And more. We were drawn to Miyajima because of that iconic floating Torii Gate off Hiroshima Bay. At low tide, you can approach and walk around the gate. Took the 1 1/2 hour train ride from Shin-Osaka to Hiroshima and another half hour using local train to Miyajimaguchi from where a 10-minute ferry ride gets you to the island. All rides were covered by our JR Rail Pass which was truly good value for our 2-week holiday in Japan.
Riding the ferry, try staying on the right side as Itsukushima Shrine (yes, that iconic Torii Gate) will be on that side as you approach the island. Soon as you get off, you’d be met by the tame deer of the island. Much like those we met in Nara Park. Walking towards the Shrine, you’d soon realize what the island is famous for, aside from the vermillion gate. Oysters (Kakiya 👌). Conger Eels (Anago Meshi). Hiroshima Orange Ice Cream. Maple Leaf-shaped sweets called Momiji Manjyu. And many, many food stalls selling skewered stuff as you walk along the island coast.

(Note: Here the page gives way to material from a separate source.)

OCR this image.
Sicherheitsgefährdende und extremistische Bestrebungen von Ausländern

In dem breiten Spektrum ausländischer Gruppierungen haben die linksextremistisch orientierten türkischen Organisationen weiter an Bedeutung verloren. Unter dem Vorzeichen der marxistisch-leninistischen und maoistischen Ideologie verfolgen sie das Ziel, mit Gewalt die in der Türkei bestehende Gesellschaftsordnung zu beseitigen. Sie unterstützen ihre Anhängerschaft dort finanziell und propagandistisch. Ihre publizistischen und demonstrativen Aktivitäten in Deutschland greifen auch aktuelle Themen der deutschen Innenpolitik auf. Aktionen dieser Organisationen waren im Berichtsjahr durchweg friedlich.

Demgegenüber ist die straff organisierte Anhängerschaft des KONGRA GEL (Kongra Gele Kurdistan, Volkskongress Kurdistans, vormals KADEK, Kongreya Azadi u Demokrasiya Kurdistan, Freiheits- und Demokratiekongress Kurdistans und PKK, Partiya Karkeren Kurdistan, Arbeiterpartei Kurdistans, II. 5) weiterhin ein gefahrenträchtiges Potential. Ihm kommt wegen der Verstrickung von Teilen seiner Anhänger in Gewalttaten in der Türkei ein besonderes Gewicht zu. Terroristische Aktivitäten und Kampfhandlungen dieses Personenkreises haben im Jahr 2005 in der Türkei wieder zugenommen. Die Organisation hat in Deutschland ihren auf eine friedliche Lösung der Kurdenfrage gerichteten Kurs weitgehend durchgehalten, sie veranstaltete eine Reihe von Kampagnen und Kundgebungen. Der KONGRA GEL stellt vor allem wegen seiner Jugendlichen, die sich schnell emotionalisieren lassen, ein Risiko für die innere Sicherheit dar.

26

To be honest, I was quite happy with the oysters already. Didn’t know there’s a “secret menu” where you can have a tray of oysters cooked in different ways: fresh, steamed in sake, au gratin, curried, tempura, herbed, floured, oiled, fried, etc. I even found some sold as street food like doughnuts with oyster fillings and breaded like croquetas. And those souvenir sweets of red beans wrapped in sponge cake bread shaped like maple leaves!
To walk off the tempting street food we partook — and make room for lunch –we walked up to what I consider to be Miyajima’s most interesting building. Senjokaku is also known as The One Thousand Mat Pavillion. The 16th century building stands beside a brightly colored pagoda and offers a commanding view of the bay. A warlord by the name of Hideyoshi Toyotomi commissioned its construction but didn’t live to see the building completed. The “unfinished state” lends charm to the unpainted place, with its massive beams, huge pillars and wooden floors polished by constantly being walked on. Imagine a thousand tatami mats on these wooden floors as you enjoy the breeze from the bay. We did just that. Sat quietly and rested our tired backs on one of the pillars, gazing mindlessly on the autumn greenery of Gingko trees beyond the wooden frames.
By the time we’ve rested and felt refreshed, we were ready for lunch. It’s not easy ordering without an English menu but the numbered photos help. Besides, it’s really all about oysters and eels. I had mine steamed in sake. With more than 50 sake brewers in Hiroshima, and the island waters festooned with oyster farms, how can I go wrong? Besides, many sake barrels are stored in Miyajima’s inner shrines so they must have prayed over those! And mind you, there’s a National Research Institute of Brewing located in Hiroshima. Swell!
All’s well. But there’s still the business of walking back to the port, for our ferry ride back to Miyajimaguchi and a half-hour local train ride to Hiroshima. Enough train ride hours for a power nap to shake off that sake.